Texture Quality: Then we have texture quality and here we believe the console versions are operating with the high setting. When comparing medium to high we can see a noticeable drop in asset clarity in test screens. On the PC, increasing texture quality ups the VRAM requirements so those with less GPU memory available can stick with medium and low settings in order to avoid hitching issues. The improvement in detail when using the highest setting on the PC is subtle, but at higher resolutions, definitely improves visual quality. When coupled with the aforementioned height maps, there's little doubt that the PC takes the lead here.
Lens Effects and Zoom-in Depth of Field: These two settings available in the PC version appear to have little to no impact on performance and are both present in the console releases. The lens effects essentially consist of light bloom and the dirty screen effects when the screen passes in front of high intensity light sources. Depth of field is applied to the player weapon while aiming down sights. We do appreciate the inclusion of these options as effects like this are not something all gamers appreciate and choice is exactly what PC gaming is all about.
LOD Quality: At first glance, it's nearly impossible to tell the various settings apart. However, when looking more closely at the game in motion, it becomes evident that the console versions are at least using the high setting. Essentially, the low and medium settings reduce the quality of the skybox replacing the dynamic sky with a static one instead. As the dynamic skybox is present on consoles, it stands to reason that the high or above settings are used here. The difference between high, very high, and ultra is extremely minimal, however, and the impact on performance is somewhat minimal.

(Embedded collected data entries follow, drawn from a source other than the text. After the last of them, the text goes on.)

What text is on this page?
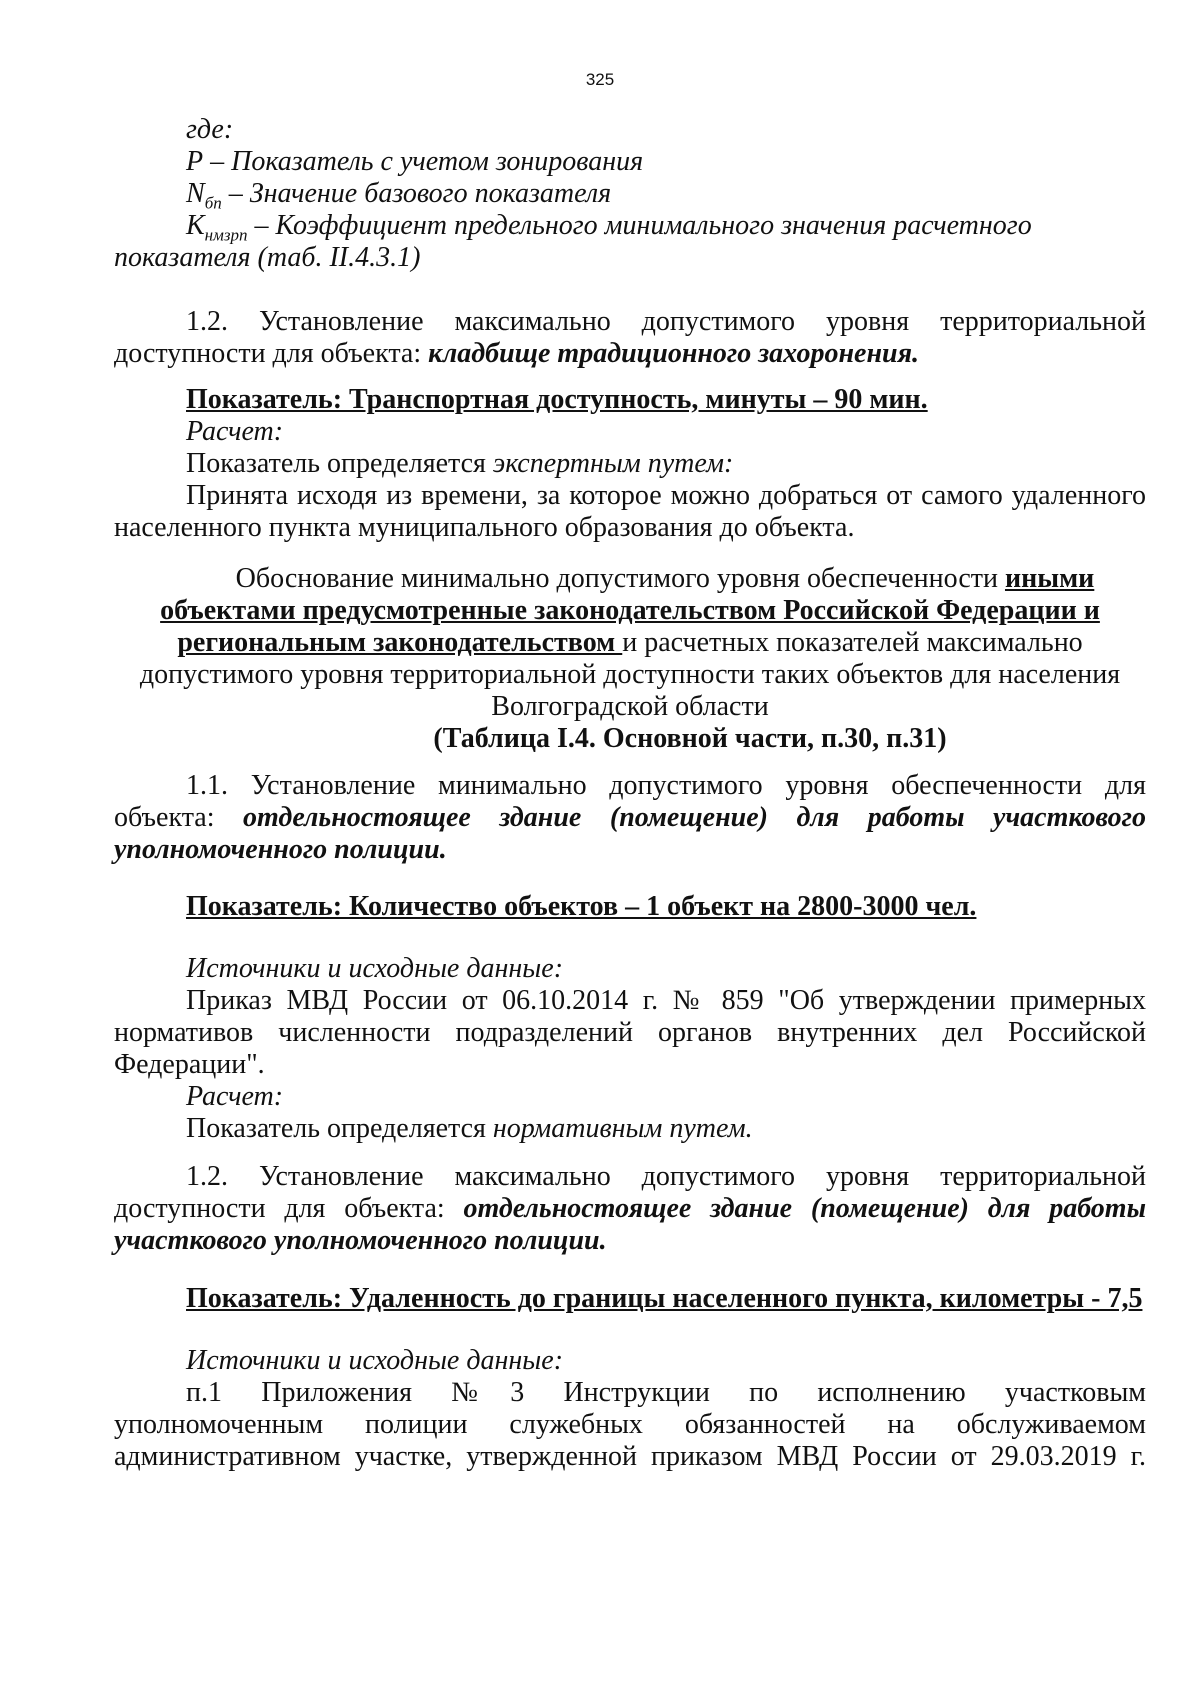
325
где:
Р – Показатель с учетом зонирования
$N_{бп}$ – Значение базового показателя
$К_{нмзрп}$ – Коэффициент предельного минимального значения расчетного
показателя (таб. II.4.3.1)
1.2. Установление максимально допустимого уровня территориальной
доступности для объекта: кладбище традиционного захоронения.
Показатель: Транспортная доступность, минуты – 90 мин.
Расчет:
Показатель определяется экспертным путем:
Принята исходя из времени, за которое можно добраться от самого удаленного
населенного пункта муниципального образования до объекта.
Обоснование минимально допустимого уровня обеспеченности иными
объектами предусмотренные законодательством Российской Федерации и
региональным законодательством и расчетных показателей максимально
допустимого уровня территориальной доступности таких объектов для населения
Волгоградской области
(Таблица I.4. Основной части, п.30, п.31)
1.1. Установление минимально допустимого уровня обеспеченности для
объекта: отдельностоящее здание (помещение) для работы участкового
уполномоченного полиции.
Показатель: Количество объектов – 1 объект на 2800-3000 чел.
Источники и исходные данные:
Приказ МВД России от 06.10.2014 г. № 859 "Об утверждении примерных
нормативов численности подразделений органов внутренних дел Российской
Федерации".
Расчет:
Показатель определяется нормативным путем.
1.2. Установление максимально допустимого уровня территориальной
доступности для объекта: отдельностоящее здание (помещение) для работы
участкового уполномоченного полиции.
Показатель: Удаленность до границы населенного пункта, километры - 7,5
Источники и исходные данные:
п.1 Приложения №3 Инструкции по исполнению участковым
уполномоченным полиции служебных обязанностей на обслуживаемом
административном участке, утвержденной приказом МВД России от 29.03.2019 г.
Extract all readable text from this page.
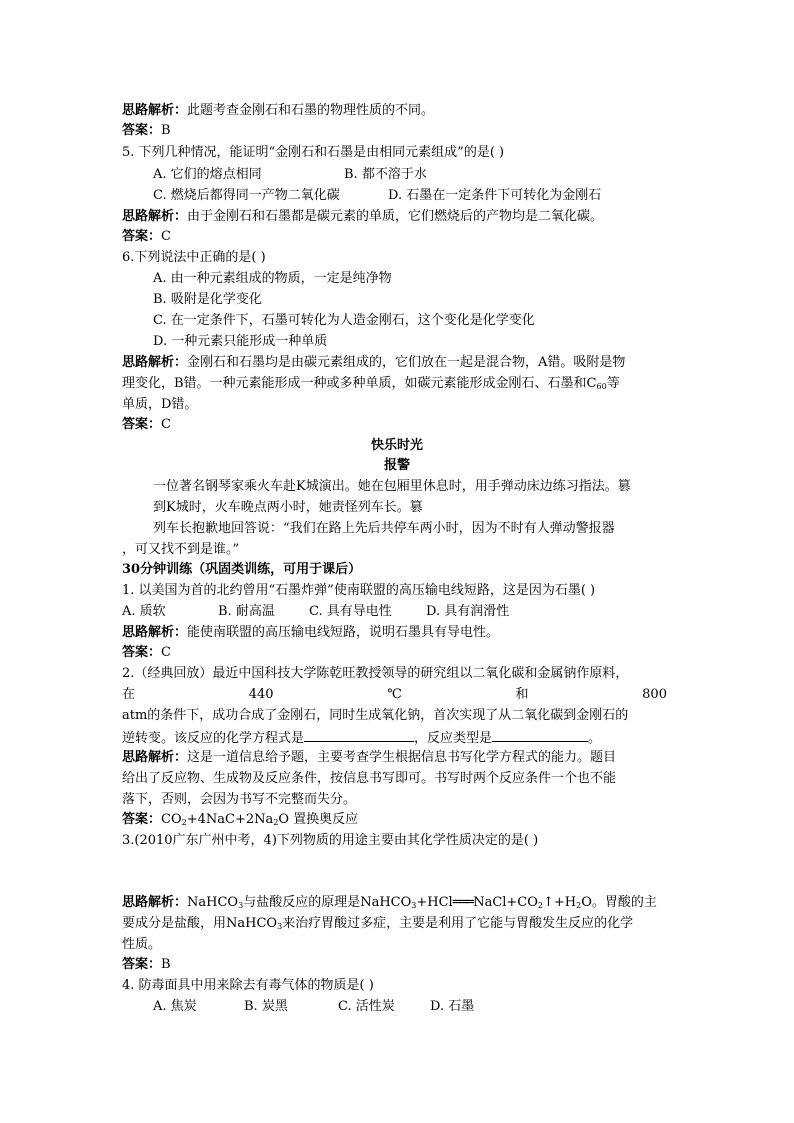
思路解析：此题考查金刚石和石墨的物理性质的不同。
答案：B
5. 下列几种情况，能证明“金刚石和石墨是由相同元素组成”的是( )
A. 它们的熔点相同	B. 都不溶于水
C. 燃烧后都得同一产物二氧化碳	D. 石墨在一定条件下可转化为金刚石
思路解析：由于金刚石和石墨都是碳元素的单质，它们燃烧后的产物均是二氧化碳。
答案：C
6.下列说法中正确的是( )
A. 由一种元素组成的物质，一定是纯净物
B. 吸附是化学变化
C. 在一定条件下，石墨可转化为人造金刚石，这个变化是化学变化
D. 一种元素只能形成一种单质
思路解析：金刚石和石墨均是由碳元素组成的，它们放在一起是混合物，A错。吸附是物
理变化，B错。一种元素能形成一种或多种单质，如碳元素能形成金刚石、石墨和$C_{60}$等
单质，D错。
答案：C
快乐时光
报警
一位著名钢琴家乘火车赴K城演出。她在包厢里休息时，用手弹动床边练习指法。篡
到K城时，火车晚点两小时，她责怪列车长。篡
列车长抱歉地回答说：“我们在路上先后共停车两小时，因为不时有人弹动警报器
，可又找不到是谁。”
30分钟训练（巩固类训练，可用于课后）
1. 以美国为首的北约曾用“石墨炸弹”使南联盟的高压输电线短路，这是因为石墨( )
A. 质软	B. 耐高温	C. 具有导电性	D. 具有润滑性
思路解析：能使南联盟的高压输电线短路，说明石墨具有导电性。
答案：C
2.（经典回放）最近中国科技大学陈乾旺教授领导的研究组以二氧化碳和金属钠作原料，
在	440	℃	和	800
atm的条件下，成功合成了金刚石，同时生成氧化钠，首次实现了从二氧化碳到金刚石的
逆转变。该反应的化学方程式是	，反应类型是	。
思路解析：这是一道信息给予题，主要考查学生根据信息书写化学方程式的能力。题目
给出了反应物、生成物及反应条件，按信息书写即可。书写时两个反应条件一个也不能
落下，否则，会因为书写不完整而失分。
答案：$CO_2+4NaC+2Na_2O$ 置换奥反应
3.(2010广东广州中考，4)下列物质的用途主要由其化学性质决定的是( )
思路解析：NaHCO$_3$与盐酸反应的原理是$NaHCO_3+HCl═══NaCl+CO_2↑+H_2O$。胃酸的主
要成分是盐酸，用NaHCO$_3$来治疗胃酸过多症，主要是利用了它能与胃酸发生反应的化学
性质。
答案：B
4. 防毒面具中用来除去有毒气体的物质是( )
A. 焦炭	B. 炭黑	C. 活性炭	D. 石墨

Rainbow Six Siege - the Digital Foundry verdict
Ultimately, when you first start playing the game, Rainbow Six Siege can seem underwhelming visually. If you give it time, however, you'll find a beautiful package within. While playing Siege we could help but think of the game as a next-generation take on FEAR - at least visually. The realistic locales, clean lines, and focus on destruction all take those concepts to the next level and it looks glorious.
These visuals also tie directly into the game itself. People often ask "what is next-generation gameplay?" and in this case, one could certainly make an argument for Rainbow Six Siege. In many ways, this feels like a next generation take on Spies versus Mercs mode in Splinter Cell: Pandora Tomorrow with some classic Rainbow Six mixed in for good measure. It's tactical, it's intense, and it's visceral.
It's a game that has been well optimised for each of the three platforms as well. If you have the choice, then the PS4 version comes out on top due to its higher resolution and slightly faster performance. That said, both console versions are solid performers and we have no issue recommending either version. Of course, the PC version offers the expected leap in visuals and even the option to play via a local area network rather than relying solely on Ubisoft's servers, making it an even better choice. Regardless of your preferred platform, we certainly encourage players looking for something beyond the typical multiplayer shooter to give this a look.